My story of ear impressions gone wrong


I had a young lady come into the clinic when I was a brand new audiologist fresh out of school because she required a swimming plug for her ear to keep water out when swimming and showering. 

I set her up to take an ear mold imprint. With my otoscope, I examined her ear canal and found everything to be expected. The impression material stopped precisely where I needed it at the correct depth using a foam block. Everything was OK when I injected the silicon compound into her ear to create an impression of her canal, and I let it go for maybe three or four minutes after that for it to harden. When it was time for me to pull the impression out of her ear, it didn't want to come out. And I thought to myself, "What the hell is going on?" 

So I yanked a little harder, and it snapped.

It turned out that the opening of her ear canal was substantially smaller than the opening of her ear canal on the inside. As a result, when the impression material entered that ear canal area, it swelled up and was nearly impossible to remove. I was lucky enough to be working with an otologist at the time and was able to refer her immediately. She ultimately needed surgery to remove the imprint material from her ear canal.

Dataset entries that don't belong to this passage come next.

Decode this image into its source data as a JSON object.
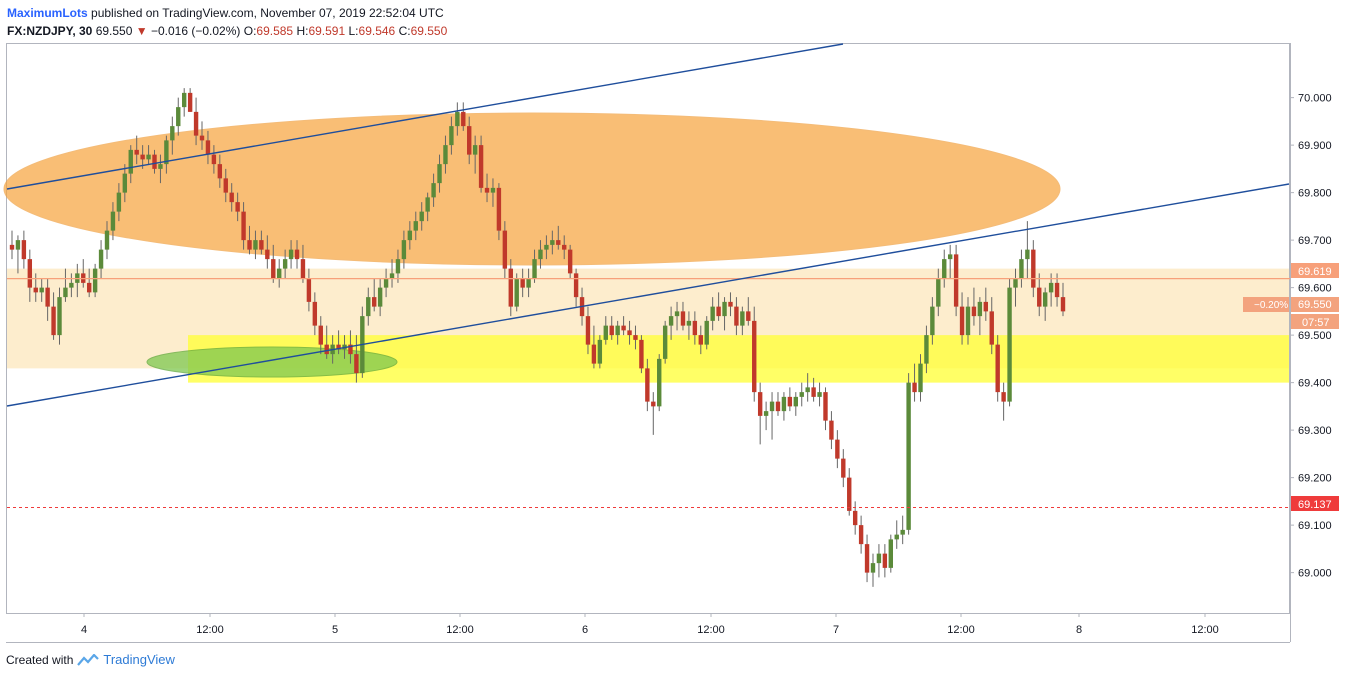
{
  "header": {
    "author": "MaximumLots",
    "published": "published on TradingView.com, November 07, 2019 22:52:04 UTC",
    "symbol": "FX:NZDJPY, 30",
    "last": "69.550",
    "change": "−0.016 (−0.02%)",
    "o_label": "O:",
    "o_val": "69.585",
    "h_label": "H:",
    "h_val": "69.591",
    "l_label": "L:",
    "l_val": "69.546",
    "c_label": "C:",
    "c_val": "69.550"
  },
  "footer": {
    "created_with": "Created with",
    "brand": "TradingView"
  },
  "colors": {
    "up": "#5b8a3a",
    "down": "#c0392b",
    "zone_orange": "#f7a33c",
    "zone_yellow": "#ffff33",
    "zone_green": "#7ec850",
    "trendline": "#1f4e9c",
    "red_level": "#ef3b3b"
  },
  "price_tags": {
    "resistance": "69.619",
    "current": "69.550",
    "current_change": "−0.20%",
    "countdown": "07:57",
    "support_red": "69.137"
  },
  "chart_data": {
    "type": "candlestick",
    "symbol": "FX:NZDJPY",
    "interval": "30",
    "y_ticks": [
      "70.000",
      "69.900",
      "69.800",
      "69.700",
      "69.600",
      "69.500",
      "69.400",
      "69.300",
      "69.200",
      "69.100",
      "69.000"
    ],
    "x_ticks": [
      "4",
      "12:00",
      "5",
      "12:00",
      "6",
      "12:00",
      "7",
      "12:00",
      "8",
      "12:00"
    ],
    "ylim": [
      68.915,
      70.115
    ],
    "levels": {
      "resistance": 69.619,
      "red_dashed": 69.137
    },
    "zones": {
      "light_orange": [
        69.43,
        69.64
      ],
      "yellow": [
        69.4,
        69.5
      ]
    },
    "candles": [
      [
        69.69,
        69.72,
        69.66,
        69.68
      ],
      [
        69.68,
        69.71,
        69.63,
        69.7
      ],
      [
        69.7,
        69.72,
        69.64,
        69.66
      ],
      [
        69.66,
        69.68,
        69.57,
        69.6
      ],
      [
        69.6,
        69.63,
        69.57,
        69.59
      ],
      [
        69.59,
        69.62,
        69.57,
        69.6
      ],
      [
        69.6,
        69.62,
        69.53,
        69.56
      ],
      [
        69.56,
        69.59,
        69.49,
        69.5
      ],
      [
        69.5,
        69.6,
        69.48,
        69.58
      ],
      [
        69.58,
        69.64,
        69.57,
        69.6
      ],
      [
        69.6,
        69.63,
        69.58,
        69.61
      ],
      [
        69.61,
        69.65,
        69.58,
        69.63
      ],
      [
        69.63,
        69.66,
        69.6,
        69.61
      ],
      [
        69.61,
        69.64,
        69.58,
        69.59
      ],
      [
        69.59,
        69.65,
        69.58,
        69.64
      ],
      [
        69.64,
        69.7,
        69.62,
        69.68
      ],
      [
        69.68,
        69.74,
        69.66,
        69.72
      ],
      [
        69.72,
        69.78,
        69.7,
        69.76
      ],
      [
        69.76,
        69.82,
        69.74,
        69.8
      ],
      [
        69.8,
        69.86,
        69.78,
        69.84
      ],
      [
        69.84,
        69.9,
        69.82,
        69.89
      ],
      [
        69.89,
        69.92,
        69.86,
        69.88
      ],
      [
        69.88,
        69.9,
        69.85,
        69.87
      ],
      [
        69.87,
        69.9,
        69.86,
        69.88
      ],
      [
        69.88,
        69.89,
        69.84,
        69.85
      ],
      [
        69.85,
        69.88,
        69.82,
        69.86
      ],
      [
        69.86,
        69.92,
        69.84,
        69.91
      ],
      [
        69.91,
        69.96,
        69.88,
        69.94
      ],
      [
        69.94,
        70.0,
        69.92,
        69.98
      ],
      [
        69.98,
        70.02,
        69.96,
        70.01
      ],
      [
        70.01,
        70.02,
        69.97,
        69.97
      ],
      [
        69.97,
        70.0,
        69.9,
        69.92
      ],
      [
        69.92,
        69.95,
        69.89,
        69.91
      ],
      [
        69.91,
        69.93,
        69.86,
        69.88
      ],
      [
        69.88,
        69.9,
        69.84,
        69.86
      ],
      [
        69.86,
        69.88,
        69.81,
        69.83
      ],
      [
        69.83,
        69.85,
        69.78,
        69.8
      ],
      [
        69.8,
        69.82,
        69.76,
        69.78
      ],
      [
        69.78,
        69.8,
        69.74,
        69.76
      ],
      [
        69.76,
        69.78,
        69.68,
        69.7
      ],
      [
        69.7,
        69.73,
        69.67,
        69.68
      ],
      [
        69.68,
        69.72,
        69.66,
        69.7
      ],
      [
        69.7,
        69.72,
        69.67,
        69.68
      ],
      [
        69.68,
        69.71,
        69.64,
        69.66
      ],
      [
        69.66,
        69.69,
        69.61,
        69.62
      ],
      [
        69.62,
        69.66,
        69.6,
        69.64
      ],
      [
        69.64,
        69.68,
        69.62,
        69.66
      ],
      [
        69.66,
        69.7,
        69.64,
        69.68
      ],
      [
        69.68,
        69.7,
        69.64,
        69.66
      ],
      [
        69.66,
        69.69,
        69.61,
        69.62
      ],
      [
        69.62,
        69.64,
        69.55,
        69.57
      ],
      [
        69.57,
        69.59,
        69.5,
        69.52
      ],
      [
        69.52,
        69.54,
        69.46,
        69.48
      ],
      [
        69.48,
        69.52,
        69.45,
        69.46
      ],
      [
        69.46,
        69.5,
        69.44,
        69.48
      ],
      [
        69.48,
        69.51,
        69.46,
        69.47
      ],
      [
        69.47,
        69.5,
        69.45,
        69.48
      ],
      [
        69.48,
        69.51,
        69.44,
        69.46
      ],
      [
        69.46,
        69.5,
        69.4,
        69.42
      ],
      [
        69.42,
        69.56,
        69.41,
        69.54
      ],
      [
        69.54,
        69.6,
        69.52,
        69.58
      ],
      [
        69.58,
        69.62,
        69.55,
        69.56
      ],
      [
        69.56,
        69.62,
        69.54,
        69.6
      ],
      [
        69.6,
        69.64,
        69.58,
        69.62
      ],
      [
        69.62,
        69.66,
        69.6,
        69.63
      ],
      [
        69.63,
        69.68,
        69.61,
        69.66
      ],
      [
        69.66,
        69.72,
        69.64,
        69.7
      ],
      [
        69.7,
        69.74,
        69.68,
        69.72
      ],
      [
        69.72,
        69.76,
        69.7,
        69.74
      ],
      [
        69.74,
        69.78,
        69.72,
        69.76
      ],
      [
        69.76,
        69.8,
        69.74,
        69.79
      ],
      [
        69.79,
        69.84,
        69.77,
        69.82
      ],
      [
        69.82,
        69.88,
        69.8,
        69.86
      ],
      [
        69.86,
        69.92,
        69.84,
        69.9
      ],
      [
        69.9,
        69.96,
        69.88,
        69.94
      ],
      [
        69.94,
        69.99,
        69.92,
        69.97
      ],
      [
        69.97,
        69.99,
        69.93,
        69.94
      ],
      [
        69.94,
        69.96,
        69.86,
        69.88
      ],
      [
        69.88,
        69.92,
        69.84,
        69.9
      ],
      [
        69.9,
        69.92,
        69.8,
        69.81
      ],
      [
        69.81,
        69.84,
        69.78,
        69.8
      ],
      [
        69.8,
        69.83,
        69.77,
        69.81
      ],
      [
        69.81,
        69.82,
        69.7,
        69.72
      ],
      [
        69.72,
        69.74,
        69.62,
        69.64
      ],
      [
        69.64,
        69.66,
        69.54,
        69.56
      ],
      [
        69.56,
        69.63,
        69.55,
        69.62
      ],
      [
        69.62,
        69.64,
        69.58,
        69.6
      ],
      [
        69.6,
        69.64,
        69.58,
        69.62
      ],
      [
        69.62,
        69.68,
        69.61,
        69.66
      ],
      [
        69.66,
        69.7,
        69.64,
        69.68
      ],
      [
        69.68,
        69.71,
        69.66,
        69.69
      ],
      [
        69.69,
        69.72,
        69.67,
        69.7
      ],
      [
        69.7,
        69.73,
        69.68,
        69.69
      ],
      [
        69.69,
        69.71,
        69.66,
        69.68
      ],
      [
        69.68,
        69.69,
        69.62,
        69.63
      ],
      [
        69.63,
        69.64,
        69.56,
        69.58
      ],
      [
        69.58,
        69.6,
        69.52,
        69.54
      ],
      [
        69.54,
        69.56,
        69.46,
        69.48
      ],
      [
        69.48,
        69.52,
        69.43,
        69.44
      ],
      [
        69.44,
        69.5,
        69.43,
        69.49
      ],
      [
        69.49,
        69.54,
        69.48,
        69.52
      ],
      [
        69.52,
        69.54,
        69.49,
        69.5
      ],
      [
        69.5,
        69.53,
        69.48,
        69.52
      ],
      [
        69.52,
        69.54,
        69.5,
        69.51
      ],
      [
        69.51,
        69.53,
        69.48,
        69.5
      ],
      [
        69.5,
        69.52,
        69.47,
        69.49
      ],
      [
        69.49,
        69.5,
        69.42,
        69.43
      ],
      [
        69.43,
        69.45,
        69.34,
        69.36
      ],
      [
        69.36,
        69.38,
        69.29,
        69.35
      ],
      [
        69.35,
        69.46,
        69.34,
        69.45
      ],
      [
        69.45,
        69.53,
        69.44,
        69.52
      ],
      [
        69.52,
        69.56,
        69.49,
        69.54
      ],
      [
        69.54,
        69.57,
        69.51,
        69.55
      ],
      [
        69.55,
        69.57,
        69.51,
        69.52
      ],
      [
        69.52,
        69.55,
        69.49,
        69.53
      ],
      [
        69.53,
        69.55,
        69.48,
        69.5
      ],
      [
        69.5,
        69.52,
        69.46,
        69.48
      ],
      [
        69.48,
        69.54,
        69.47,
        69.53
      ],
      [
        69.53,
        69.58,
        69.51,
        69.56
      ],
      [
        69.56,
        69.59,
        69.53,
        69.54
      ],
      [
        69.54,
        69.58,
        69.51,
        69.57
      ],
      [
        69.57,
        69.59,
        69.54,
        69.56
      ],
      [
        69.56,
        69.58,
        69.5,
        69.52
      ],
      [
        69.52,
        69.56,
        69.5,
        69.55
      ],
      [
        69.55,
        69.58,
        69.52,
        69.53
      ],
      [
        69.53,
        69.56,
        69.36,
        69.38
      ],
      [
        69.38,
        69.4,
        69.27,
        69.33
      ],
      [
        69.33,
        69.36,
        69.3,
        69.34
      ],
      [
        69.34,
        69.38,
        69.28,
        69.36
      ],
      [
        69.36,
        69.38,
        69.33,
        69.34
      ],
      [
        69.34,
        69.38,
        69.32,
        69.37
      ],
      [
        69.37,
        69.39,
        69.34,
        69.35
      ],
      [
        69.35,
        69.38,
        69.33,
        69.37
      ],
      [
        69.37,
        69.4,
        69.35,
        69.38
      ],
      [
        69.38,
        69.42,
        69.36,
        69.39
      ],
      [
        69.39,
        69.41,
        69.36,
        69.37
      ],
      [
        69.37,
        69.4,
        69.35,
        69.38
      ],
      [
        69.38,
        69.39,
        69.3,
        69.32
      ],
      [
        69.32,
        69.34,
        69.26,
        69.28
      ],
      [
        69.28,
        69.3,
        69.22,
        69.24
      ],
      [
        69.24,
        69.26,
        69.18,
        69.2
      ],
      [
        69.2,
        69.22,
        69.12,
        69.13
      ],
      [
        69.13,
        69.15,
        69.08,
        69.1
      ],
      [
        69.1,
        69.12,
        69.04,
        69.06
      ],
      [
        69.06,
        69.08,
        68.98,
        69.0
      ],
      [
        69.0,
        69.04,
        68.97,
        69.02
      ],
      [
        69.02,
        69.06,
        68.99,
        69.04
      ],
      [
        69.04,
        69.06,
        68.99,
        69.01
      ],
      [
        69.01,
        69.08,
        69.0,
        69.07
      ],
      [
        69.07,
        69.11,
        69.05,
        69.08
      ],
      [
        69.08,
        69.12,
        69.06,
        69.09
      ],
      [
        69.09,
        69.42,
        69.08,
        69.4
      ],
      [
        69.4,
        69.44,
        69.36,
        69.38
      ],
      [
        69.38,
        69.46,
        69.36,
        69.44
      ],
      [
        69.44,
        69.52,
        69.42,
        69.5
      ],
      [
        69.5,
        69.58,
        69.48,
        69.56
      ],
      [
        69.56,
        69.64,
        69.54,
        69.62
      ],
      [
        69.62,
        69.68,
        69.6,
        69.66
      ],
      [
        69.66,
        69.69,
        69.62,
        69.67
      ],
      [
        69.67,
        69.69,
        69.54,
        69.56
      ],
      [
        69.56,
        69.59,
        69.48,
        69.5
      ],
      [
        69.5,
        69.58,
        69.48,
        69.56
      ],
      [
        69.56,
        69.6,
        69.52,
        69.54
      ],
      [
        69.54,
        69.58,
        69.5,
        69.57
      ],
      [
        69.57,
        69.6,
        69.53,
        69.55
      ],
      [
        69.55,
        69.58,
        69.46,
        69.48
      ],
      [
        69.48,
        69.5,
        69.36,
        69.38
      ],
      [
        69.38,
        69.4,
        69.32,
        69.36
      ],
      [
        69.36,
        69.62,
        69.35,
        69.6
      ],
      [
        69.6,
        69.64,
        69.56,
        69.62
      ],
      [
        69.62,
        69.68,
        69.6,
        69.66
      ],
      [
        69.66,
        69.74,
        69.62,
        69.68
      ],
      [
        69.68,
        69.7,
        69.58,
        69.6
      ],
      [
        69.6,
        69.63,
        69.54,
        69.56
      ],
      [
        69.56,
        69.6,
        69.53,
        69.59
      ],
      [
        69.59,
        69.63,
        69.56,
        69.61
      ],
      [
        69.61,
        69.63,
        69.56,
        69.58
      ],
      [
        69.58,
        69.61,
        69.54,
        69.55
      ]
    ]
  }
}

This early-career experience is precisely why I'm so cautious when conducting a physical earmold impression, and it's also why I'm delighted that the company Natus has developed a new way of scanning ears called Otoscan 3D ear scanning.


What is Otoscan 3D Ear Scanning, and how does it work?


Hearing care practitioners can use Otoscan's 3D ear scanning system to create a digital image of an ear, eliminating the requirement for physical impression materials.

Let me explain how it works:

Before beginning the scan, I set a headband on top of my patient's head as a reference point for Otoscan. Otoscan features a guidance gadget that tells us how many millimeters we've gone into your ear canal and alerts us when we've reached the target depth. 

I also prefer to let my patients see what I'm doing by showing them a monitor that displays the ear canal scanning. Viewing the 3D impression on the monitor allows me to point out any specific features of the impression that my patient might find helpful to understand. In just a few minutes, I can make a high-quality impression. 

The benefits of Otoscan 3D Ear Scanning

Overall, 3D ear scanning is on track to eliminate the need for physical imprints as more hearing clinics adopt this cutting-edge technology. This is why:

Higher-quality impressions: Otoscan 3D Ear Scanning can improve the depth of the impression and its accuracy.

More comfortable: Because we never have to inject any physical substance into the ear, we don't need to employ a foam block inside the canal, allowing a far more comfortable impression experience. We're not injecting any materials into the ear canal, so we're not stretching any sensitive areas within the ear, which could lead to an uncomfortable fit with whatever device you obtain.

Faster turnaround: Because these scans are digital, we can immediately send them to the earmold lab and receive them back much faster than if we submitted physical impressions. The digital image can be transferred to an earmold lab to begin production within minutes, avoiding delays caused by transporting physical impressions.

Versatile: It can be utilized for several applications, including performing physical impressions on complex ear canals, such as a canal wall down mastoidectomy. 


Audiology is advancing into the twenty-first century, and 3D ear scanning technology will soon be the norm. But, until then, if you're on the market for custom-fit hearing aids or custom-fit hearing protection and want the most up-to-date earmold impressions, look for a hearing clinic that can scan your ear instead of injecting it.